On Saturday 20 June 2009 02:15:44 Juiceman wrote:
> On Fri, Jun 19, 2009 at 1:50 PM, Evan Daniel<evanbd at gmail.com> wrote:
> > On Fri, Jun 19, 2009 at 1:36 PM, Matthew
> > Toseland<toad at amphibian.dyndns.org> wrote:
> >> On Friday 19 June 2009 17:37:00 Robert Hailey wrote:
> >>>
> >>> On Jun 18, 2009, at 9:07 PM, Matthew Toseland wrote:
> >>>
> >>> > CHUNK SIZE PROBLEM:
> >>> > ===================
> >>> >
> >>> > Current plans call to split the keyspace up for each datastore, and
> >>> > assign keys to a manageable sized bloom filter for a section of the
> >>> > (hashed) keyspace. These can then be transferred separately, are
> >>> > useful immediately after being transferred, can be juggled in
> >>> > memory, etc. However, we cannot guarantee that the populaion of such
> >>> > a chunk will be small enough for the filter to be effective. Solving
> >>> > this requires either moving the boundaries dynamically (possibly
> >>> > continually), or making the chunks significantly larger than they
> >>> > would need to be in an ideal world.
> >>>
> >>> Right... but I believe we prescribed that the split would be based on
> >>> a hashed value of the key and not by logical keyspace location to
> >>> avoid disproportionate chunks.
> >>>
> >>> That is to say... ideally a node is going to get a disporportionate
> >>> amount of cache/store data about it's network location.
> >>>
> >>> STORE_SIZE/MAX_BLOOM_CHUNK -> N_CHUNKS
> >>> H(key, N_CHUNKS) => n & (0 < n < N)
> >>> CHUNK[n].add(key)
> >>>
> >>> Wouldn't the problem be reduced to finding a well-scattering hash
> >>> function then?
> >>
> >> Yes and no. How much variation will we have even if we divide by hashed 
> >> keyspace? Hence how much bigger than the ideal splitting size do we need 
> >> each chunk to be to maintain approximately the right false positives ratio?
> >
> > If the hash spreads things well, number of keys in a single bloom
> > filter should be normally distributed with mean ((total keys) /
> > (number of filters)) and standard deviation sqrt((total keys) * (1 /
> > (number of filters)) * (1 - 1 / (number of filters))). ?(It's a
> > binomial distribution; any given key has a 1/ number of filters chance
> > of landing in a specific filter.) ?For a 100GiB total store, we have
> > 3E6 keys between store and cache (for CHKs, same for SSKs). ?That
> > implies 17MiB of bloom filters. ?If we size the filters at 1MiB each,
> > with 17 filters, we have 176k keys per filter on average. ?From the
> > preceding formula, standard deviation is 408 keys.
> >
> > Size variation is only a serious concern if the hash function is not
> > distributing the keys at random. ?To be safe, we could slightly
> > underfill the filters.
> >
> > Evan Daniel

> Perhaps this is what you are discussing, but if (generally speaking)
> requests are supposed to route to the neighboring node with the
> closest location to hopefully get closer each time, would it make
> sense to limit the bloom filter we share to a section of the keyspace
> we are supposed to specialize in?  For example, say my node's location
> is 0.5, I have neighbors expecting me to have data close to 0.5.  Do
> they care if I have a key for the 0.9 area of the keyspace?  They
> should be asking checking the bloom filter of their top "n" choices of
> neighbors for that keyspace for a direct hit.  If not, chuck it
> towards toward the closest one and move on.  The next node in the
> chain will do the same hopefully closer each time...

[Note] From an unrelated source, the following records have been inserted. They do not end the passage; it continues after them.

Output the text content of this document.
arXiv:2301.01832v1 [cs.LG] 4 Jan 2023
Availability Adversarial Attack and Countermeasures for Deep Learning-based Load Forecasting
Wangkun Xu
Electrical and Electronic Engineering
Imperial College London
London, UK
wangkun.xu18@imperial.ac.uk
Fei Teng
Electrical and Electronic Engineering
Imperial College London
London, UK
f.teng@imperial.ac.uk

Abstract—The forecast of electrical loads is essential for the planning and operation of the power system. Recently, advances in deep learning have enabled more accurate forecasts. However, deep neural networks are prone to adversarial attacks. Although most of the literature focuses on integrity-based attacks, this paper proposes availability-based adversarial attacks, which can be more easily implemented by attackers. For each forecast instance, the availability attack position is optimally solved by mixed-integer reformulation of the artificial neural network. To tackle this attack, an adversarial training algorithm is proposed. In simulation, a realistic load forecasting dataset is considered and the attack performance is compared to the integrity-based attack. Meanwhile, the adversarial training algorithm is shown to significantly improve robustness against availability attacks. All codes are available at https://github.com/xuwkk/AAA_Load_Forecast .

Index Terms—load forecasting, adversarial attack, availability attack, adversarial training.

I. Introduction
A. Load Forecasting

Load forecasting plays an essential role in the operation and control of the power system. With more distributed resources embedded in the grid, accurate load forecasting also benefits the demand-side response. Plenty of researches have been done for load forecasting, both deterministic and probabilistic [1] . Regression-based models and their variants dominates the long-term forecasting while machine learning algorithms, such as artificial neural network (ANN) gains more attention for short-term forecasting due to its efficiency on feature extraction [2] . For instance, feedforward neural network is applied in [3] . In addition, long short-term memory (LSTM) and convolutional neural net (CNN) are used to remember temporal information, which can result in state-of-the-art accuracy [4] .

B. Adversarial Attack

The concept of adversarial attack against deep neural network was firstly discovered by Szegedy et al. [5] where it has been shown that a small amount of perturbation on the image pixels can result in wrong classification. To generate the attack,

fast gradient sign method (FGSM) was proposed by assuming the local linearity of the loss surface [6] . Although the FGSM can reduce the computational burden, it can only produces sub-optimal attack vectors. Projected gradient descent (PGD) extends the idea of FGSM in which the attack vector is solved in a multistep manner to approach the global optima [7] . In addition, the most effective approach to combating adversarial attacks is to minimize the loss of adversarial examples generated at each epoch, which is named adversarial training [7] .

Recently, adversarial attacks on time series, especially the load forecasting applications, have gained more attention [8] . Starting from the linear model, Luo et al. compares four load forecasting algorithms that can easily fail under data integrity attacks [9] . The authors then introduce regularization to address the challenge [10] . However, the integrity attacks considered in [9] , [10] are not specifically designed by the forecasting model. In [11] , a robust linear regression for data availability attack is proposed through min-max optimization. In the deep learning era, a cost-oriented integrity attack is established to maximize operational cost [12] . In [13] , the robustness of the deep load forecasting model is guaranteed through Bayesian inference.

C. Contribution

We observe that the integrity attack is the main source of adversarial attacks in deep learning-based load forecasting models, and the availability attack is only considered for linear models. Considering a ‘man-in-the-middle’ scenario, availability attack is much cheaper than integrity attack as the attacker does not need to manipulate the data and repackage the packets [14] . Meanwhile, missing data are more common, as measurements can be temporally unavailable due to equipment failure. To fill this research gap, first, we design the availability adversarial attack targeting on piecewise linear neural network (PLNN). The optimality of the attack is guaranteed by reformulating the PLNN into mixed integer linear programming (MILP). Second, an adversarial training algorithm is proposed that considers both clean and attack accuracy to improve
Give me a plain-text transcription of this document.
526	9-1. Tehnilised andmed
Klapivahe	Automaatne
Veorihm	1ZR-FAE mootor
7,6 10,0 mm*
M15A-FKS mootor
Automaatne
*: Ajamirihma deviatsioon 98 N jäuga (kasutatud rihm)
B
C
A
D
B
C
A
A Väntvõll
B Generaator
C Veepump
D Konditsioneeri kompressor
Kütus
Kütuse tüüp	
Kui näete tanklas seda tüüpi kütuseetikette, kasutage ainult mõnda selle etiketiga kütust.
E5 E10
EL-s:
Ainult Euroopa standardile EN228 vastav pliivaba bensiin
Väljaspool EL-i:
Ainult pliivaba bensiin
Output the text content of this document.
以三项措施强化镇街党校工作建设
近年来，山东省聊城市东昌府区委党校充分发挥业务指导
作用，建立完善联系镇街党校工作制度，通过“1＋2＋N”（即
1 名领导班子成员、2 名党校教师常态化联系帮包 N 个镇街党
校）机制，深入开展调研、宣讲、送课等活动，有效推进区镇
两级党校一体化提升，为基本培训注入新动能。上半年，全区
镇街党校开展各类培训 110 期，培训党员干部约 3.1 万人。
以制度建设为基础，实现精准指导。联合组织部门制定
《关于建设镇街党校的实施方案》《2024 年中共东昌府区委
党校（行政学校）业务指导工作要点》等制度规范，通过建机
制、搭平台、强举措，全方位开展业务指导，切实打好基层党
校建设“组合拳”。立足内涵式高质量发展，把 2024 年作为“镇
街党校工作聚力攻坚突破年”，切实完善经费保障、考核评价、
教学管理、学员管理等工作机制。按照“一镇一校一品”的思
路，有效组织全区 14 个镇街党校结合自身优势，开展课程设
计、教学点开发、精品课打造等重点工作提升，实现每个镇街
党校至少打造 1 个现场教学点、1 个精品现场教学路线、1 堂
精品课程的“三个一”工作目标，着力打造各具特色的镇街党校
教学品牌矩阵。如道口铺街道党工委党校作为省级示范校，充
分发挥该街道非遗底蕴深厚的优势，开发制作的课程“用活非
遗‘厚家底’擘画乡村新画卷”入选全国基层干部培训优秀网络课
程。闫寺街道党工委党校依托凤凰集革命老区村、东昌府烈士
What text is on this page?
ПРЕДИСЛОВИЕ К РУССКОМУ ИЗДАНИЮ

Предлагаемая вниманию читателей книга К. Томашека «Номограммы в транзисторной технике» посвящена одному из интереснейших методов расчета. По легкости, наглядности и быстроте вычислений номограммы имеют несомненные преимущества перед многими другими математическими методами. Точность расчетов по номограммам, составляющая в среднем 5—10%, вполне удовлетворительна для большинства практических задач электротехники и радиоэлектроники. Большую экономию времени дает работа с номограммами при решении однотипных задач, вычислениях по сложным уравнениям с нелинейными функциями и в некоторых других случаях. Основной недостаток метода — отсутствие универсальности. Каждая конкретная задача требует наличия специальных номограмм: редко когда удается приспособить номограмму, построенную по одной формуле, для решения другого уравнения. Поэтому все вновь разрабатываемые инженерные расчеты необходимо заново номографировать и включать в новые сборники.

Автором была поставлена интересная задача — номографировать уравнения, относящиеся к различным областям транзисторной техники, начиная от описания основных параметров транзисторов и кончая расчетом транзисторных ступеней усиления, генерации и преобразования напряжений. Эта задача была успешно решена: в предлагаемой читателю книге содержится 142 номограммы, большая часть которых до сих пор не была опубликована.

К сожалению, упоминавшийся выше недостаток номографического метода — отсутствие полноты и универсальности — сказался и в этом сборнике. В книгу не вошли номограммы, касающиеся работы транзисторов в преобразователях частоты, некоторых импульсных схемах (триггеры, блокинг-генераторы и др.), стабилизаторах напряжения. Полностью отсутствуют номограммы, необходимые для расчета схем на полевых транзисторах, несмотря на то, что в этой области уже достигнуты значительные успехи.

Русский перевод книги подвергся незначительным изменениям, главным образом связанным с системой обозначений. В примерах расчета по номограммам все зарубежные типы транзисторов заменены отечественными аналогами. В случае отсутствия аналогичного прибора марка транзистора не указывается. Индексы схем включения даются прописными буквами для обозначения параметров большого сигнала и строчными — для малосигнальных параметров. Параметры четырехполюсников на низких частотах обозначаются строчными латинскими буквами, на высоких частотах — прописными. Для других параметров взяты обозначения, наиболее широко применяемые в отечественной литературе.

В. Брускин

No, IMHO it would not make sense. If we are going to route there anyway then 
why share the filters? Bloom filter sharing is good for:
1) Finding popular content *really* fast by seeing it on a nearby node.
2) Finding rare content on a node that is in the approximate region where the 
data should be, but is not our best choice.

Both can save a lot of hops.
> 
> Might we instead send the bloom filter of "x" portion of our
> datastore, "x" being either a fixed number of keys near our
> specialization or a percent of our datastore in each direction.  Even
> if we just send the closest 25%-50% it should provide an improvement
> in speed at a cost/benefit/risk ratio that would be easier than full
> bloom filter sharing...
> 
> This would reduce the amount of bloom filter data needing to be shared
> while limiting exposing that we have received an insert.